= Geology of Belgium =

The geology of Belgium encompasses rocks, minerals and tectonic events stretching back more than 500 million years. Belgium covers an area of about 30,507 square kilometers and was instrumental in the development of geology. The extensive outcrops in Belgium became the standard reference points in stratigraphy as early as the mid-19th century. Some of them are internationally recognized features related to the Carboniferous and the Devonian periods. These rocks were folded by two mountain building events: the Hercynian orogeny and Caledonian Orogeny. Paleozoic basement rocks cover much of the country and are overlain by Mesozoic and Cenozoic sediments.

==Physiography==
Belgium is divided into three physiographic sections (lower, middle, and upper Belgium) extending from east to west. The middle part is composed Paleozoic rocks that are partially covered by Cenozoic sediments; while the upper part is made up of chains of rock related to the Caledonian orogeny and Hercynian orogeny. If the post-Paleozoic rock cover were to be removed from the basement complex, several other major rock groups would be exposed:

- The Brabant Massif
- The Caledonian complexes with Rocroi Massif, Serpont Massif, and Stavelot Massif, from north to south respectively
- The Dinant Synclinorium
- The Ardennes Anticlinorium
- The Hercynian complexes
- The Silurian Sambre et. Meuse Trough that is bound by the Condroz Thrust Fault
- The Condroz Thrust Fault that extends from northern France to Aachen in Germany
- The Campine Belt which is a Hercynian belt of sediments extending to the north of Brabant Massif and is covered by the post-Paleozoic cover

After the erosion of the Hercynian chain, there was a continuous intrusion of the basement rock by younger rocks and crustal warping. The evidence of Triassic and Permian sequences are visible in some of the boreholes in the Campine Belt, due to preservation by block faulting. The Jurassic outcrops found in the south-east of Ardennes are made up of littoral sandy facies of the Gaume (French Jurassic basin). In the Pays de Herve and Haine Gulf there are Cretaceous rocks found mainly in the gentle trough along the Condroz Fault.

==Stratigraphy and Sedimentation==
===Paleozoic===
The stratigraphic column includes a series of repeated subsidence events, interrupted by diastrophism, with occasional uplifts, volcanism, and flysch sedimentation. The only exception to this is pattern are Cambrian and Silurian sediments.
During the Devonian period, deposition left sediments that increase in thickness from north to south. The location of the continental masses was in the northern part of Belgium up to the Carboniferous period. Troughs were connected to basins in what is now France and parts of the Paleozoic period are absent from the stratigraphic column due to erosion, particularly in Brabant and the Ardennes.
Early Devonian rocks are miogeosynclinal, while the middle and the upper Devonian preserve unstable basin and shelf sequences. Abraded continental blocks did not supply much of the detrital sedimentary material; with the exception of Famennian rocks. Arenite formed in these rocks as a result of early Hercynian orogeny tectonic activity.

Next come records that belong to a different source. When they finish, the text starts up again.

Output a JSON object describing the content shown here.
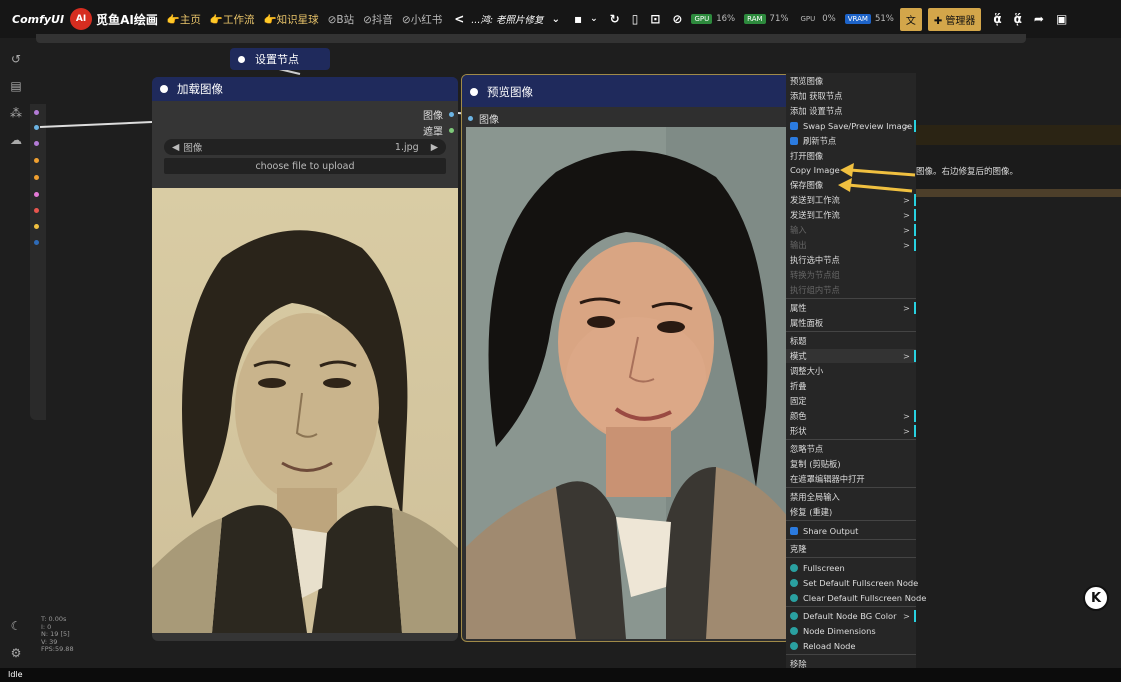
{
  "topbar": {
    "app_name": "ComfyUI",
    "brand_badge": "AI",
    "brand_name": "觅鱼AI绘画",
    "links": [
      "👉主页",
      "👉工作流",
      "👉知识星球",
      "⊘B站",
      "⊘抖音",
      "⊘小红书"
    ],
    "workflow_name": "...鸿: 老照片修复",
    "gpu_label": "GPU",
    "gpu_value": "16%",
    "ram_label": "RAM",
    "ram_value": "71%",
    "gpu2_label": "GPU",
    "gpu2_value": "0%",
    "vram_label": "VRAM",
    "vram_value": "51%",
    "translate_label": "文",
    "manager_label": "管理器"
  },
  "nodes": {
    "set_node": {
      "title": "设置节点"
    },
    "load_image": {
      "title": "加载图像",
      "outputs": [
        "图像",
        "遮罩"
      ],
      "image_widget_label": "图像",
      "image_widget_value": "1.jpg",
      "upload_label": "choose file to upload"
    },
    "preview_image": {
      "title": "预览图像",
      "input_label": "图像"
    },
    "bg_node_text": "图像。右边修复后的图像。"
  },
  "context_menu": {
    "items": [
      {
        "label": "预览图像"
      },
      {
        "label": "添加 获取节点"
      },
      {
        "label": "添加 设置节点"
      },
      {
        "label": "Swap Save/Preview Image",
        "submenu": true
      },
      {
        "label": "刷新节点"
      },
      {
        "label": "打开图像"
      },
      {
        "label": "Copy Image"
      },
      {
        "label": "保存图像"
      },
      {
        "label": "发送到工作流",
        "submenu": true
      },
      {
        "label": "发送到工作流",
        "submenu": true
      },
      {
        "label": "输入",
        "submenu": true,
        "disabled": true
      },
      {
        "label": "输出",
        "submenu": true,
        "disabled": true
      },
      {
        "label": "执行选中节点"
      },
      {
        "label": "转换为节点组",
        "disabled": true
      },
      {
        "label": "执行组内节点",
        "disabled": true
      },
      {
        "label": "属性",
        "submenu": true
      },
      {
        "label": "属性面板"
      },
      {
        "label": "标题"
      },
      {
        "label": "模式",
        "submenu": true
      },
      {
        "label": "调整大小"
      },
      {
        "label": "折叠"
      },
      {
        "label": "固定"
      },
      {
        "label": "颜色",
        "submenu": true
      },
      {
        "label": "形状",
        "submenu": true
      },
      {
        "label": "忽略节点"
      },
      {
        "label": "复制 (剪贴板)"
      },
      {
        "label": "在遮罩编辑器中打开"
      },
      {
        "label": "禁用全局输入"
      },
      {
        "label": "修复 (重建)"
      },
      {
        "label": "Share Output"
      },
      {
        "label": "克隆"
      },
      {
        "label": "Fullscreen"
      },
      {
        "label": "Set Default Fullscreen Node"
      },
      {
        "label": "Clear Default Fullscreen Node"
      },
      {
        "label": "Default Node BG Color",
        "submenu": true
      },
      {
        "label": "Node Dimensions"
      },
      {
        "label": "Reload Node"
      },
      {
        "label": "移除"
      }
    ]
  },
  "stats": {
    "lines": [
      "T: 0.00s",
      "I: 0",
      "N: 19 [5]",
      "V: 39",
      "FPS:59.88"
    ]
  },
  "status": "Idle",
  "k_badge": "K",
  "colors": {
    "node_header": "#1f2a5c",
    "selected_border": "#a08a48",
    "arrow": "#f0c040",
    "menu_edge": "#28d1e0"
  }
}
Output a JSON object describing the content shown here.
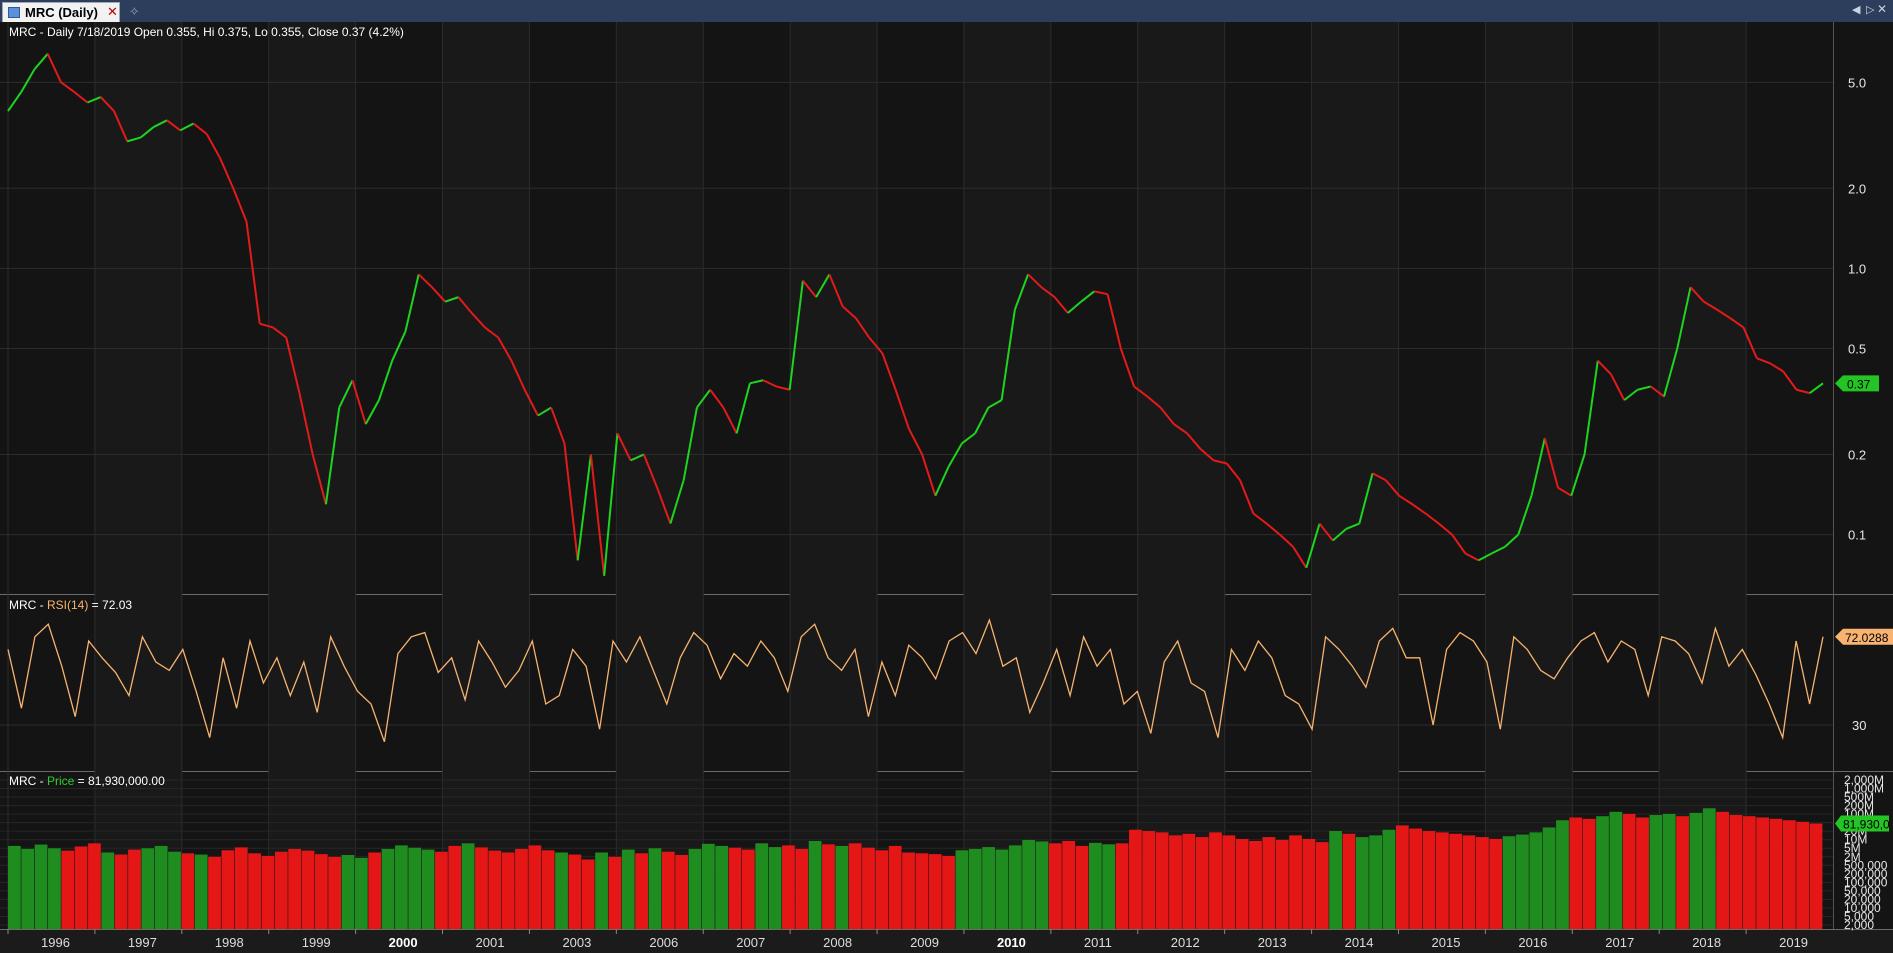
{
  "window": {
    "tab_title": "MRC (Daily)",
    "tab_close": "✕",
    "new_tab": "⟡",
    "nav_left": "◀",
    "nav_right": "▷",
    "nav_close": "✕"
  },
  "colors": {
    "up": "#1ed41e",
    "down": "#e41a1a",
    "rsi": "#f7b36f",
    "volume_up": "#1f8c1f",
    "volume_down": "#e51616",
    "background": "#141414",
    "grid": "#2c2c2c",
    "price_badge": "#23c423",
    "rsi_badge": "#f7b36f"
  },
  "legends": {
    "price": "MRC - Daily 7/18/2019 Open 0.355, Hi 0.375, Lo 0.355, Close 0.37 (4.2%)",
    "rsi_prefix": "MRC - ",
    "rsi_name": "RSI(14)",
    "rsi_suffix": " = 72.03",
    "vol_prefix": "MRC - ",
    "vol_name": "Price",
    "vol_suffix": " = 81,930,000.00"
  },
  "chart_data": [
    {
      "type": "line",
      "panel": "price",
      "scale": "log",
      "ylim": [
        0.063,
        8.0
      ],
      "y_ticks": [
        {
          "v": 5.0,
          "label": "5.0"
        },
        {
          "v": 2.0,
          "label": "2.0"
        },
        {
          "v": 1.0,
          "label": "1.0"
        },
        {
          "v": 0.5,
          "label": "0.5"
        },
        {
          "v": 0.2,
          "label": "0.2"
        },
        {
          "v": 0.1,
          "label": "0.1"
        }
      ],
      "last_value_label": "0.37",
      "x_labels": [
        "1996",
        "1997",
        "1998",
        "1999",
        "2000",
        "2001",
        "2003",
        "2006",
        "2007",
        "2008",
        "2009",
        "2010",
        "2011",
        "2012",
        "2013",
        "2014",
        "2015",
        "2016",
        "2017",
        "2018",
        "2019"
      ],
      "series": [
        {
          "values": [
            3.9,
            4.6,
            5.6,
            6.4,
            5.0,
            4.6,
            4.2,
            4.4,
            3.9,
            3.0,
            3.1,
            3.4,
            3.6,
            3.3,
            3.5,
            3.2,
            2.6,
            2.0,
            1.5,
            0.62,
            0.6,
            0.55,
            0.34,
            0.2,
            0.13,
            0.3,
            0.38,
            0.26,
            0.32,
            0.45,
            0.58,
            0.95,
            0.85,
            0.75,
            0.78,
            0.68,
            0.6,
            0.55,
            0.45,
            0.35,
            0.28,
            0.3,
            0.22,
            0.08,
            0.2,
            0.07,
            0.24,
            0.19,
            0.2,
            0.15,
            0.11,
            0.16,
            0.3,
            0.35,
            0.3,
            0.24,
            0.37,
            0.38,
            0.36,
            0.35,
            0.9,
            0.78,
            0.95,
            0.72,
            0.65,
            0.55,
            0.48,
            0.35,
            0.25,
            0.2,
            0.14,
            0.18,
            0.22,
            0.24,
            0.3,
            0.32,
            0.7,
            0.95,
            0.85,
            0.78,
            0.68,
            0.75,
            0.82,
            0.8,
            0.5,
            0.36,
            0.33,
            0.3,
            0.26,
            0.24,
            0.21,
            0.19,
            0.185,
            0.16,
            0.12,
            0.11,
            0.1,
            0.09,
            0.075,
            0.11,
            0.095,
            0.105,
            0.11,
            0.17,
            0.16,
            0.14,
            0.13,
            0.12,
            0.11,
            0.1,
            0.085,
            0.08,
            0.085,
            0.09,
            0.1,
            0.14,
            0.23,
            0.15,
            0.14,
            0.2,
            0.45,
            0.4,
            0.32,
            0.35,
            0.36,
            0.33,
            0.5,
            0.85,
            0.75,
            0.7,
            0.65,
            0.6,
            0.46,
            0.44,
            0.41,
            0.35,
            0.34,
            0.37
          ]
        }
      ]
    },
    {
      "type": "line",
      "panel": "rsi",
      "name": "RSI(14)",
      "ylim": [
        10,
        90
      ],
      "y_ticks": [
        {
          "v": 30,
          "label": "30"
        }
      ],
      "last_value_label": "72.0288",
      "series": [
        {
          "name": "RSI(14)",
          "values": [
            66,
            38,
            72,
            78,
            58,
            34,
            70,
            62,
            55,
            44,
            72,
            60,
            56,
            66,
            46,
            24,
            62,
            38,
            70,
            50,
            62,
            44,
            60,
            36,
            72,
            58,
            46,
            40,
            22,
            64,
            72,
            74,
            55,
            62,
            42,
            70,
            60,
            48,
            56,
            70,
            40,
            44,
            66,
            58,
            28,
            70,
            60,
            72,
            56,
            40,
            62,
            74,
            68,
            52,
            64,
            58,
            70,
            62,
            46,
            72,
            78,
            62,
            56,
            66,
            34,
            60,
            44,
            68,
            62,
            52,
            70,
            74,
            64,
            80,
            58,
            62,
            36,
            50,
            66,
            44,
            72,
            58,
            66,
            40,
            46,
            26,
            60,
            70,
            50,
            46,
            24,
            66,
            56,
            70,
            62,
            44,
            40,
            28,
            72,
            66,
            58,
            48,
            70,
            76,
            62,
            62,
            30,
            66,
            74,
            70,
            60,
            28,
            72,
            66,
            56,
            52,
            62,
            70,
            74,
            60,
            70,
            66,
            44,
            72,
            70,
            64,
            50,
            76,
            58,
            66,
            54,
            40,
            24,
            70,
            40,
            72
          ]
        }
      ]
    },
    {
      "type": "bar",
      "panel": "volume",
      "name": "Price",
      "scale": "log",
      "ylim": [
        1000,
        2500000
      ],
      "y_ticks": [
        {
          "v": 2000000,
          "label": "2,000M"
        },
        {
          "v": 1000000,
          "label": "1,000M"
        },
        {
          "v": 500000,
          "label": "500M"
        },
        {
          "v": 200000,
          "label": "200M"
        },
        {
          "v": 100000,
          "label": "100M"
        },
        {
          "v": 50000,
          "label": "50M"
        },
        {
          "v": 20000,
          "label": "20M"
        },
        {
          "v": 10000,
          "label": "10M"
        },
        {
          "v": 5000,
          "label": "5M"
        },
        {
          "v": 2000,
          "label": "2M"
        },
        {
          "v": 500,
          "label": "500,000"
        },
        {
          "v": 200,
          "label": "200,000"
        },
        {
          "v": 100,
          "label": "100,000"
        },
        {
          "v": 50,
          "label": "50,000"
        },
        {
          "v": 20,
          "label": "20,000"
        },
        {
          "v": 10,
          "label": "10,000"
        },
        {
          "v": 5,
          "label": "5,000"
        },
        {
          "v": 2,
          "label": "2,000"
        }
      ],
      "last_value_label": "81,930,0",
      "series": [
        {
          "name": "Price",
          "values": [
            70000,
            60000,
            75000,
            62000,
            55000,
            68000,
            80000,
            50000,
            45000,
            58000,
            62000,
            70000,
            52000,
            48000,
            45000,
            40000,
            56000,
            65000,
            48000,
            42000,
            52000,
            60000,
            55000,
            46000,
            40000,
            44000,
            38000,
            50000,
            60000,
            72000,
            64000,
            58000,
            52000,
            70000,
            80000,
            65000,
            55000,
            50000,
            60000,
            72000,
            56000,
            50000,
            45000,
            35000,
            50000,
            40000,
            58000,
            48000,
            62000,
            52000,
            44000,
            60000,
            78000,
            70000,
            64000,
            58000,
            80000,
            66000,
            72000,
            60000,
            90000,
            76000,
            70000,
            80000,
            64000,
            56000,
            70000,
            50000,
            48000,
            46000,
            42000,
            56000,
            60000,
            66000,
            58000,
            72000,
            95000,
            88000,
            80000,
            90000,
            70000,
            82000,
            76000,
            80000,
            160000,
            150000,
            140000,
            120000,
            130000,
            110000,
            140000,
            120000,
            100000,
            90000,
            110000,
            95000,
            120000,
            100000,
            85000,
            150000,
            130000,
            110000,
            120000,
            160000,
            200000,
            170000,
            150000,
            140000,
            130000,
            120000,
            110000,
            100000,
            115000,
            125000,
            140000,
            180000,
            260000,
            300000,
            280000,
            320000,
            400000,
            360000,
            300000,
            340000,
            360000,
            320000,
            380000,
            480000,
            400000,
            340000,
            320000,
            300000,
            280000,
            260000,
            240000,
            220000
          ]
        }
      ]
    }
  ]
}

The Dinantian carbonate shelf was preceded by sedimentation with infrequent marine incursions, and numerous coal seams. This sedimentation was later interrupted in the latter part of the Westphalian by the thrusting of the Ardennes and Dinant Synclinorium.

===Mesozoic and Cenozoic===
The Mesozoic is usually characterized by the stability and the peneplanation of the basement rock. The Germanic continental facies mark the Triassic, and a series of marine transgression events took place during the Albian, Maastrichtian, Hettangian and Bajocian. This peneplane was invaded from the northwest repeatedly by shallow seas in the Cenozoic period. This transgression rarely crossed the Condroz Fault system that acted as a hinge between the slightly elevated Dinant Synclinorium and the downwarped crust in northern Belgium.

Since the Quaternary was a period of extreme weather events, most of the geologic features (such as terraces and valleys) in Belgium developed during that time. For example, the Ardennes upland was mostly subjected to severe weathering related to glaciation.
During the Holocene, and Flandrian, sections developed that were characterized by fluctuations in sea level that resulted in dunes and thin peat deposits.

==Economic geology==
Due to the presence of the Westphalian coal deposits, the industrial revolution in Belgium paralleled that of England. The coal from the mines was used in the industries to produce steam. The main industries that were supported by coal include steel, cement, and glass industries. Most of these industries are found along the Hercynian axis. However, since the 1990s, the coal industry in Belgium has been depressed due to the unstable coal mines (caused by complicated tectonic movements) and struggled to compete with those in neighboring Germany and France. Steady production of coal, even from modern mines in Campine on the northern flank of the Brabant Massif, decreased from 30 million tons between 1930 and 1950 to about 10 million tons in 1970—a drop of about 20 million tonnes in a span of 20 years.

In Belgium, there are also quarries that produce Marbre Noir de Dinant, Red Frasnian Marble, and Bleu Belge, although most of them have closed due to the depletion of the mineral deposits. These marbles were exported to other parts of Europe as decorative and building stones as early as the Roman period. Operational mines produced three million tons of ornamental stone in the late 1990s.
In the Hercynian rocks are hydrothermal veins and metasomatic replacements in carbonates there exist other mineral deposits such as fluorite, barite, sphalerite, galena pyrite, and smithsonite. However other mineral deposits were largely exhausted by the beginning of the 20th century.

Oil prospection has not been successful in Belgium due to the deformation and metamorphosis of the Paleozoic rocks.